Fossero anche, i russi che si oppongono a Putin nel nome della democrazia e della libertà di parola e di pensiero, una esigua minoranza, in buona parte sottoterra, basta la loro esistenza a rendere bugiarda e odiosa l’accusa di “propaganda antirussa” che i pappagalli del regime ripetono contro chiunque attacchi Putin. Essere contro Putin non vuol dire essere “antirussi”, vuol dire essere anti-Putin. Anche un idiota capirebbe la differenza. Un nazionalista, no. Il nazionalismo è una delle vie più dirette verso la stupidità.
Tra i tanti imbrogli ideologici dei quali si macchiano i nazionalismi, questo è forse il più odioso e il più inaccettabile, nonché il più frequente, e non solo in Russia: accusare le opposizioni di essere “nemiche della Patria”, come se la Patria fosse in concessione esclusiva di una sua sola parte politica.
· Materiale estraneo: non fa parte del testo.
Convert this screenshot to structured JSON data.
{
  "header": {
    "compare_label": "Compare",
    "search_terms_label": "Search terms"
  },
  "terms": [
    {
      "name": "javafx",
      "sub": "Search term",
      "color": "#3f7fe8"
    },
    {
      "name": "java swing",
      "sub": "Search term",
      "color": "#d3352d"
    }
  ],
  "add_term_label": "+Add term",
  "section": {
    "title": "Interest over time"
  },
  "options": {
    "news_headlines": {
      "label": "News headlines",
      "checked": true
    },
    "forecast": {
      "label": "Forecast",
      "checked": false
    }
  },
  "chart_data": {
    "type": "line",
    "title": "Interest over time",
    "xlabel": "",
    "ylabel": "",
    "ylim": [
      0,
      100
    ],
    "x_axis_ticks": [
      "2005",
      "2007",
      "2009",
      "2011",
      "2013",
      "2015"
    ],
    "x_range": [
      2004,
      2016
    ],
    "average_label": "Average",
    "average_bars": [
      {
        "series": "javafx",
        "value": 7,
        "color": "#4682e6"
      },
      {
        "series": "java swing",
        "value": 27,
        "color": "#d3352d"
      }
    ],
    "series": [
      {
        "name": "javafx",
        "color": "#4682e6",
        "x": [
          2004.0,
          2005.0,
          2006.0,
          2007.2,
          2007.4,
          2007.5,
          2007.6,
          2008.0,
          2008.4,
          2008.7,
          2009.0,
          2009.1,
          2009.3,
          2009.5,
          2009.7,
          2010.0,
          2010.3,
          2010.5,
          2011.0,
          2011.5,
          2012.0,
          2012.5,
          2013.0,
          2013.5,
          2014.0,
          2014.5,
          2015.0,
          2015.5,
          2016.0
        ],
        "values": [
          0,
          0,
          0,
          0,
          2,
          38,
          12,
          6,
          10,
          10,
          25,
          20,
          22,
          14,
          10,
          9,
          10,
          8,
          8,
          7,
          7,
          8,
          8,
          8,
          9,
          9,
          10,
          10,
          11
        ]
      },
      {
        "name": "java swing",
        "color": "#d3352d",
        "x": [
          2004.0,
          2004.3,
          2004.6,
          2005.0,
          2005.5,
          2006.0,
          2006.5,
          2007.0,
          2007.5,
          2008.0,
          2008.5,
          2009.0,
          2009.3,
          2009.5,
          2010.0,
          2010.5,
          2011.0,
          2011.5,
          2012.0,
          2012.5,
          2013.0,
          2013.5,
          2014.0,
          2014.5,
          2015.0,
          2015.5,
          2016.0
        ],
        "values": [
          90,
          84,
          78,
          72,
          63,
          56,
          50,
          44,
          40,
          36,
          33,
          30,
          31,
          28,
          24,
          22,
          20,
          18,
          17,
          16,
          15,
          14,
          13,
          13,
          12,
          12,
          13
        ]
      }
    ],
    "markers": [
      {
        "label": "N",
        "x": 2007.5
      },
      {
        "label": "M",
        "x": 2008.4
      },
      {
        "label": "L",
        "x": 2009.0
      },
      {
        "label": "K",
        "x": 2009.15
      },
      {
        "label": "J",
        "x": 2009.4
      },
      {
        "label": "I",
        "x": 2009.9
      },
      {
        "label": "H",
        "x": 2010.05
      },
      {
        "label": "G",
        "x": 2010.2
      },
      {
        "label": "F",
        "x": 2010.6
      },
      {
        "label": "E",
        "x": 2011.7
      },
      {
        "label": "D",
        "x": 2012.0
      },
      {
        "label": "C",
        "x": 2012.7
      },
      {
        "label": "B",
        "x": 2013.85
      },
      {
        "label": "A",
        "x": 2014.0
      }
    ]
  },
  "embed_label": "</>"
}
Una truffa che può fare presa, bene che vada, sul popolino sprovveduto, eterna vittima degli imbrogli del potere. Non su chi ha avuto in concessione un cervello, e prova a usarlo. Disse la figlia di Politkovskaja: “purtroppo i russi non sono abituati a pensare”. È la più filorussa delle frasi, ma per capirlo bisogna essere – appunto – abituati a pensare.